On sent que les clients sont paniqués et ont peur. Des gens normalement aimables le sont beaucoup moins.

On comprend ça. Mais nous aussi, on a des limites. Donc, notre équipe d’agents de service aux citoyens se serre les coudes. On s’entraide, on se parle, on rit ensemble, on pleure parfois et on se consulte. On peut maintenant compter sur le soutien de l’employeur qui voit à quel point nos journées sont difficiles.                                                                                                  

À cause d’une réévaluation des services critiques, on ne recevra presque plus de clients dans nos bureaux.

Je ne sais pas trop comment les gens réagiront à cette réduction des services en personne.
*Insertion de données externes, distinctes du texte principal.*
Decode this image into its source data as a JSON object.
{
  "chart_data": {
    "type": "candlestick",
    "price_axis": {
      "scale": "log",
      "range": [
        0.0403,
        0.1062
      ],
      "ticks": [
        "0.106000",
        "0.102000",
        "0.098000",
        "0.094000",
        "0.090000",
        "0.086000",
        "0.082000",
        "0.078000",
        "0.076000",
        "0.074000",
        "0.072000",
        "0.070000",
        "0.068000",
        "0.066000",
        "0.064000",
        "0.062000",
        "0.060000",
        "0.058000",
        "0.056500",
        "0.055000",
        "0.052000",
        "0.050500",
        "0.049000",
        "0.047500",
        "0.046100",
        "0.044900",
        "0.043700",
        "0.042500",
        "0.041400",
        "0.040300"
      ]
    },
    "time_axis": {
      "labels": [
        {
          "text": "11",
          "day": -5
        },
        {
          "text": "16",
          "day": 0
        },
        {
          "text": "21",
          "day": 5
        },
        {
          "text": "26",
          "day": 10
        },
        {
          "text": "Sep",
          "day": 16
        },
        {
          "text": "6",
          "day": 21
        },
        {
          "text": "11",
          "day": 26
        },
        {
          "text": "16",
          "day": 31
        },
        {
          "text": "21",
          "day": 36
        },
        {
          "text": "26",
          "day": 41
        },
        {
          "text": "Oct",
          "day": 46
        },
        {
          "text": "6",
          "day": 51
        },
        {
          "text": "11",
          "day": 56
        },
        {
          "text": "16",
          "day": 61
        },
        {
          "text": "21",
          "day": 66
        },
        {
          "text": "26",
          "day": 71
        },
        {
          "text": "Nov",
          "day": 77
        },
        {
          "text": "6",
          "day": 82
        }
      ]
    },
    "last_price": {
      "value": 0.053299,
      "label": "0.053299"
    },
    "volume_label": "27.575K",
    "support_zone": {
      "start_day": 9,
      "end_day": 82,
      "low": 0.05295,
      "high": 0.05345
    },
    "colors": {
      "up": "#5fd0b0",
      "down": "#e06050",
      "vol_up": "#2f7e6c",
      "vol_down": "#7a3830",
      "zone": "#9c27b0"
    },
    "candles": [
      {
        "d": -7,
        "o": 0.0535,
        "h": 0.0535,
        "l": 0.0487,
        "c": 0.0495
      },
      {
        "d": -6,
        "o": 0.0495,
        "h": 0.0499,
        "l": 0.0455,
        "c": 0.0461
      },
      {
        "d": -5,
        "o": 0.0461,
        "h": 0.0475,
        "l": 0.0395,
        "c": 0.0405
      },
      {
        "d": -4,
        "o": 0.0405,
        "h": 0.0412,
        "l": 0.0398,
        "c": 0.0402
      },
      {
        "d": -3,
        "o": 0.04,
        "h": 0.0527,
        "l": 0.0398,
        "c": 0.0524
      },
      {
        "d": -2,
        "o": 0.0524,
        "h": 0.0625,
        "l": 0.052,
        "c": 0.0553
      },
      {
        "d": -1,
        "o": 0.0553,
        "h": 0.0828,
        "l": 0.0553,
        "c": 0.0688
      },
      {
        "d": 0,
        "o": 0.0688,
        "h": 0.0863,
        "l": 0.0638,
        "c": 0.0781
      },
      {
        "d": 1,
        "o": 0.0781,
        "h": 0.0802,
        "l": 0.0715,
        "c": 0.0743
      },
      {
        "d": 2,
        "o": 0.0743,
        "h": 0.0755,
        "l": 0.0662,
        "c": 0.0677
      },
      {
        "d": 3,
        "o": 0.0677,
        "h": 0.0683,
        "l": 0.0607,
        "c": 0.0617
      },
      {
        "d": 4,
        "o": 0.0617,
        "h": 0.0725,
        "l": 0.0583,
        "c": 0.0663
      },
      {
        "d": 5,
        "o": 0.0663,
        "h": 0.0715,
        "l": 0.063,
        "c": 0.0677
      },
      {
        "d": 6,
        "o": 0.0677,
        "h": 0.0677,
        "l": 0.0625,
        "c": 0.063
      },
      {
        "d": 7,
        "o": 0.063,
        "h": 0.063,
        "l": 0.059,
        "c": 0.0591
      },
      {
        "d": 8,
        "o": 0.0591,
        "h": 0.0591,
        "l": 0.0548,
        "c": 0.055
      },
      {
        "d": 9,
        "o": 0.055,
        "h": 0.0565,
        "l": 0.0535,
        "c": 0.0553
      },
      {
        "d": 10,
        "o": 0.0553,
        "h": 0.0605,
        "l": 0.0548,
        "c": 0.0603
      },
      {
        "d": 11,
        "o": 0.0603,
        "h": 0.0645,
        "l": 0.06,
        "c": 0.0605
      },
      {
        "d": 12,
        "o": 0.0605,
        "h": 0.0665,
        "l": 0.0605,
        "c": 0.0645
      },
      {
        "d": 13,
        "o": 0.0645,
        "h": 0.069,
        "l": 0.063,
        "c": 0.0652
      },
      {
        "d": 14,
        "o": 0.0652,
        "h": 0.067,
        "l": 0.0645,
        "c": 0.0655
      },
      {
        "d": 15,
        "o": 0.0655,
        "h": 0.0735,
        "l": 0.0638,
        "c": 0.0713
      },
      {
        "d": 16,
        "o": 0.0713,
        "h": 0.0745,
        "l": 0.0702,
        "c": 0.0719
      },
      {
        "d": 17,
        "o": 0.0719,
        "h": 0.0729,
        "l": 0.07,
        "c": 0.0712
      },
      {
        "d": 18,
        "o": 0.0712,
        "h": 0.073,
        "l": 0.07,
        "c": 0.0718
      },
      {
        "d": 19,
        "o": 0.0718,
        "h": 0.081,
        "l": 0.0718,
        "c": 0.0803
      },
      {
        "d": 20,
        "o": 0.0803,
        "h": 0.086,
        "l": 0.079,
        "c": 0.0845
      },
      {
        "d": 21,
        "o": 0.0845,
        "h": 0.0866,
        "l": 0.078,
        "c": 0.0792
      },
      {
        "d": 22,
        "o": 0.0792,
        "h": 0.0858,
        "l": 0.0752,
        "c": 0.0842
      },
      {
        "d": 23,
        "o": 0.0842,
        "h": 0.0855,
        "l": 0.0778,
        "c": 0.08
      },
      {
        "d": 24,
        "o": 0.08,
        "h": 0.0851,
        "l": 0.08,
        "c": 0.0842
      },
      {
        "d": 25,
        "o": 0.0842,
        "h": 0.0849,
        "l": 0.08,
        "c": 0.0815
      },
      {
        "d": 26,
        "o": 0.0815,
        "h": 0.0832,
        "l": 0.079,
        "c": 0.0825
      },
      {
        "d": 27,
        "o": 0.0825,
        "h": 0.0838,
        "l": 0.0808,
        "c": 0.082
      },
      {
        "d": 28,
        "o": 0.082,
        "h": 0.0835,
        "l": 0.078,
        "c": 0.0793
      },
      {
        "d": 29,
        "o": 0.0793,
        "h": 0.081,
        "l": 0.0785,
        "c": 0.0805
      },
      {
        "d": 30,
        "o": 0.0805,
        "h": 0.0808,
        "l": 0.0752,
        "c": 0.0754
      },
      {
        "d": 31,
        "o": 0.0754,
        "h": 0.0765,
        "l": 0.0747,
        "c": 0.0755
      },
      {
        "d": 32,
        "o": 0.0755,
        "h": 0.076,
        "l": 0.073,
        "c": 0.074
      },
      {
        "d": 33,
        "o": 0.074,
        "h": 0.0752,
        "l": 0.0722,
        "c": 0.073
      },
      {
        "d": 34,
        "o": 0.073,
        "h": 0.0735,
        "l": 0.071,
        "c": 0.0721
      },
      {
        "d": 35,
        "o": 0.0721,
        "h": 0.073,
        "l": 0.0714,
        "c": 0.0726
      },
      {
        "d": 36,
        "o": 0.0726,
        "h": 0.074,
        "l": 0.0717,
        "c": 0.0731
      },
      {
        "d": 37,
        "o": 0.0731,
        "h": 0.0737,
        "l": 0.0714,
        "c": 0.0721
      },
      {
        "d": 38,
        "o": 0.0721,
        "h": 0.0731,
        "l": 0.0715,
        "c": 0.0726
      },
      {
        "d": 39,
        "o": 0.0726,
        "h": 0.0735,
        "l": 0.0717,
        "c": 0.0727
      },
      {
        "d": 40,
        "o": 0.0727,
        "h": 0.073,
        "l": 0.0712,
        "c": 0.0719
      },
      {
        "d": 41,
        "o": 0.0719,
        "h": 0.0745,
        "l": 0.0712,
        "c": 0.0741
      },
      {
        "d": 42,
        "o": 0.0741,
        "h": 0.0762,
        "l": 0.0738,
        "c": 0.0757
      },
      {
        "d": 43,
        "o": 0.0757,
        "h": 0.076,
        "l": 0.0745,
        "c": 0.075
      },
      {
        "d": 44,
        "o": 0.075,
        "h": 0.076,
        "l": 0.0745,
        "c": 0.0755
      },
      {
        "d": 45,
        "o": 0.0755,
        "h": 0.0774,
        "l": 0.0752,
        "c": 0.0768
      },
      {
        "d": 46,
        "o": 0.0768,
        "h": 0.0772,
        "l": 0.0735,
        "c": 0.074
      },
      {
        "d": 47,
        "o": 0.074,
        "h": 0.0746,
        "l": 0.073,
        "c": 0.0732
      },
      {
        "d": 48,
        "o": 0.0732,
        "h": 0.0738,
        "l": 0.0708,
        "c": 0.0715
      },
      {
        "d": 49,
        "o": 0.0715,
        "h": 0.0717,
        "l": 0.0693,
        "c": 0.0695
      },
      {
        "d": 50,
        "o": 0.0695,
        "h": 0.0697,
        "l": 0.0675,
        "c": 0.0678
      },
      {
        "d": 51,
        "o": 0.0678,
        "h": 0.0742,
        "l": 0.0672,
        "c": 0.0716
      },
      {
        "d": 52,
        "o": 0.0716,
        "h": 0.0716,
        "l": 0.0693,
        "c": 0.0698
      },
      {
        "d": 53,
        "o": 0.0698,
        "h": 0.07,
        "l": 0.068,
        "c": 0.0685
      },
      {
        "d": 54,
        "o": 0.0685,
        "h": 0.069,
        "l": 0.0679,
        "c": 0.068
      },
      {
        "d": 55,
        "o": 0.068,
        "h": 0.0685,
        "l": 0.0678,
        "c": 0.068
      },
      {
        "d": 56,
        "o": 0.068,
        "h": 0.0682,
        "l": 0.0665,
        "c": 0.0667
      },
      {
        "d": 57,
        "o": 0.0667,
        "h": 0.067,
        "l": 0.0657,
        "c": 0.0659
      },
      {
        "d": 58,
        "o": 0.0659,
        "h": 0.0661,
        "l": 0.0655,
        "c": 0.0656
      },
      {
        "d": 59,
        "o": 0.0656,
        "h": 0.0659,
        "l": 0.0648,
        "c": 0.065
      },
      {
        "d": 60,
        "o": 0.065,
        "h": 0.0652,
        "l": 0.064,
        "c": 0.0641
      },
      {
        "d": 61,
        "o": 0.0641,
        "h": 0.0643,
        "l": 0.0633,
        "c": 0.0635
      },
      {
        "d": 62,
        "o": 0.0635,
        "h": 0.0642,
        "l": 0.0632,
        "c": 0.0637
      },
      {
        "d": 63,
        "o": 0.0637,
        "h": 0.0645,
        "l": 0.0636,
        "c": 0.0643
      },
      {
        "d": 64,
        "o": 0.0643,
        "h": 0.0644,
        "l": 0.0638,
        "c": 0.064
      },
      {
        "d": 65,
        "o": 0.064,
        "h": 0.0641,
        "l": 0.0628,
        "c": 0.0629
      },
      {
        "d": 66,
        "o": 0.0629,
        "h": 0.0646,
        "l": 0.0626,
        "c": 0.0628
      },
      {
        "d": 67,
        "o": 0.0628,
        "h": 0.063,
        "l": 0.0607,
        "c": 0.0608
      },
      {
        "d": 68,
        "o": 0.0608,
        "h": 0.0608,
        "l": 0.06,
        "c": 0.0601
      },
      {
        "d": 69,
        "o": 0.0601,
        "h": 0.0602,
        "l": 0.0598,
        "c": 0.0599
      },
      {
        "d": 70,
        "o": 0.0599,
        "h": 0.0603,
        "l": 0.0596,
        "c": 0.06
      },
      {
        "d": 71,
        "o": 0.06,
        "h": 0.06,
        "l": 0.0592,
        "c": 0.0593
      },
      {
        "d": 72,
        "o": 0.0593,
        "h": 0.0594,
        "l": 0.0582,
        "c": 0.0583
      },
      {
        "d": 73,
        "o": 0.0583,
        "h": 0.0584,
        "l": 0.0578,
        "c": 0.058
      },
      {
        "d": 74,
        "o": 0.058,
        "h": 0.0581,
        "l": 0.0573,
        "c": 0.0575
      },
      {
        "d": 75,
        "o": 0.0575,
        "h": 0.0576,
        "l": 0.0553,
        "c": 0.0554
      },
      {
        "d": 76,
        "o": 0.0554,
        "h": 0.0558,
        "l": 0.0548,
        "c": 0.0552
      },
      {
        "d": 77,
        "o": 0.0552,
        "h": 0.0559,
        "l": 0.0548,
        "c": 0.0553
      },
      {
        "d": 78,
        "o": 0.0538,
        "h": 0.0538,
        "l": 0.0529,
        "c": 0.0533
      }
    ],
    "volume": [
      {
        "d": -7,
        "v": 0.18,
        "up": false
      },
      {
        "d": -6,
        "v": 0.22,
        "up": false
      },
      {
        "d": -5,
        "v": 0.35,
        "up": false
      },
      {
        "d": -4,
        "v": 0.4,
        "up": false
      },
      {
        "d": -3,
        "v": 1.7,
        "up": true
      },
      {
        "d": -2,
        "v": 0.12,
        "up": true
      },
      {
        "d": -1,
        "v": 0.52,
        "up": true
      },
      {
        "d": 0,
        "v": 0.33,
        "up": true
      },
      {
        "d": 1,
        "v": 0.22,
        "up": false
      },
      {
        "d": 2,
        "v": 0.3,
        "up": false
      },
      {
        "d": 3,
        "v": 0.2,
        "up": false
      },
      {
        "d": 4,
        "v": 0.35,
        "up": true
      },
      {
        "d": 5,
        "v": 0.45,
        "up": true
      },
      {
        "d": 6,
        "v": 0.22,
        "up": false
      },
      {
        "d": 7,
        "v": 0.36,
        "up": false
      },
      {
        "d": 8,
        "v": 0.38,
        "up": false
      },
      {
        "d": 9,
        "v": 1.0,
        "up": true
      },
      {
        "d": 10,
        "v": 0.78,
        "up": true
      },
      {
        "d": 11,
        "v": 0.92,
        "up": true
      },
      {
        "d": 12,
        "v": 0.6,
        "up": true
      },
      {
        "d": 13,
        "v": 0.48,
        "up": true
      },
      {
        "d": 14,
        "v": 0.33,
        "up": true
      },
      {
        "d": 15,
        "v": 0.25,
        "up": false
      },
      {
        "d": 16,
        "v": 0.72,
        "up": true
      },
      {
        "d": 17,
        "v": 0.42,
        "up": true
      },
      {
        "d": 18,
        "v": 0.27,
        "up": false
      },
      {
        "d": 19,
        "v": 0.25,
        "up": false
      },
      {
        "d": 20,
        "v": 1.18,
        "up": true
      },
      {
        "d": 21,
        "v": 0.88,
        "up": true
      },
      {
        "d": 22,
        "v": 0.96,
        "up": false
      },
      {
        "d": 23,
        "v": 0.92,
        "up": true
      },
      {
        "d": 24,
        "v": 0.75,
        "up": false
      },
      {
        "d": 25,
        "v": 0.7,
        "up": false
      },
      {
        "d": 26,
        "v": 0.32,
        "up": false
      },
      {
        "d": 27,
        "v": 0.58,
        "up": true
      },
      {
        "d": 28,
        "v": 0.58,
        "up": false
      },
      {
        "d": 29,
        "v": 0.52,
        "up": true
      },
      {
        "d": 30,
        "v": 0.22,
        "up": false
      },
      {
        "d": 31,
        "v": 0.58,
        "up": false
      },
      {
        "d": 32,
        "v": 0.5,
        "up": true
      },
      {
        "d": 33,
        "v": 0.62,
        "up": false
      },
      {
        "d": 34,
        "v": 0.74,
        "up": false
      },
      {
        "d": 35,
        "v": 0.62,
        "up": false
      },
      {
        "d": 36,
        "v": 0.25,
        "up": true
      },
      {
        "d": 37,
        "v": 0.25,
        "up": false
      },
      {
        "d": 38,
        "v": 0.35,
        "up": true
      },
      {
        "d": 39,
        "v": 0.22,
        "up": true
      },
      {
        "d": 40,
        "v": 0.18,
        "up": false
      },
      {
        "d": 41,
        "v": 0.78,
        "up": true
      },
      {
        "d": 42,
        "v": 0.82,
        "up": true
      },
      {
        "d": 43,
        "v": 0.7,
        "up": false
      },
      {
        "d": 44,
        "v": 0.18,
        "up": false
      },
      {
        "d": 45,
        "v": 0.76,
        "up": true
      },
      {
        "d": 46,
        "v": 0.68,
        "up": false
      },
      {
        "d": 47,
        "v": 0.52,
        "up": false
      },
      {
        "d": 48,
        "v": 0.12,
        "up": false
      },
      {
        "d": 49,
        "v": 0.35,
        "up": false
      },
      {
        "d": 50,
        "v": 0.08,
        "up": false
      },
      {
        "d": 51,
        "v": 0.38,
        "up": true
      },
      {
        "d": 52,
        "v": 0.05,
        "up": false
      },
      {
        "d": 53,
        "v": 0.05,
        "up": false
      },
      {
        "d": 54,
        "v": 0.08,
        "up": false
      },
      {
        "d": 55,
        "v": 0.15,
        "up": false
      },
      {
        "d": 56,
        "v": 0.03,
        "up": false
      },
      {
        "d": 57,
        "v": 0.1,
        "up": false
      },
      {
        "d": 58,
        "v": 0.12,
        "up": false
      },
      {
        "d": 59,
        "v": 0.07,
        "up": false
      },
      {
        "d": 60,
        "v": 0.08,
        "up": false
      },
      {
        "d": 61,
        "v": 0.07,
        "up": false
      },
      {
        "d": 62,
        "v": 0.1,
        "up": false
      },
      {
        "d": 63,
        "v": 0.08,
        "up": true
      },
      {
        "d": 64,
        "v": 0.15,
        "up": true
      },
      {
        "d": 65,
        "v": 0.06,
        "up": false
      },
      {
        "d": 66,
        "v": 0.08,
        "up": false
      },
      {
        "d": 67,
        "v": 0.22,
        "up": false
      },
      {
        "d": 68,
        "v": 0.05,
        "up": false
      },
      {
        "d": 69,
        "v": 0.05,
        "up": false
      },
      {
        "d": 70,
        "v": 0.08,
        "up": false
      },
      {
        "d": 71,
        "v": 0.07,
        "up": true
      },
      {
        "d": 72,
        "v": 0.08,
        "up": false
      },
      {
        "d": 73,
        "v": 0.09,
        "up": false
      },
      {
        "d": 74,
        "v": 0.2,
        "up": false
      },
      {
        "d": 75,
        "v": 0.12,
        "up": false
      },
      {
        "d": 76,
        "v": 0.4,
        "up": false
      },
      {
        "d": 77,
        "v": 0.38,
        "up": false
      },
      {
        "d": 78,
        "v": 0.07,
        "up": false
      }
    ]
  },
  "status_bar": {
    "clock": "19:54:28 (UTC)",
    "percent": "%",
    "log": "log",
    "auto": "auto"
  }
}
Ça nous inquiète un peu et on a demandé la présence d’un gardien de sécurité au cas où les choses tourneraient mal, tout en espérant que ça n’arrive pas.

On craint que le pire soit à venir. Combien de temps faudra-t-il pour traiter les 500 000 demandes d’AE qu’on a reçues en moins d’une semaine? Et c’est sans compter celles qui étaient en traitement avant la pandémie. Tout le monde se pose les mêmes questions : « Quand vais-je avoir mon argent? » « Combien de temps ça va prendre? » « Comment vais-je pouvoir payer mes factures? »

On aimerait pouvoir leur donner une réponse définitive, mais c’est impossible.

Alors, qu’est-ce qui pourrait nous aider? En ce moment, je ne sais pas vraiment.

Depuis le début de cette épreuve, j’ai parlé de ce qui m’arrive à mes confrères, consœurs et amis. Je vous suis reconnaissante de votre soutien. Il nous aide, moi et mes collègues, à reprendre le dessus lorsqu’on se sent plus vulnérables. Encore une fois merci pour votre sollicitude et votre solidarité.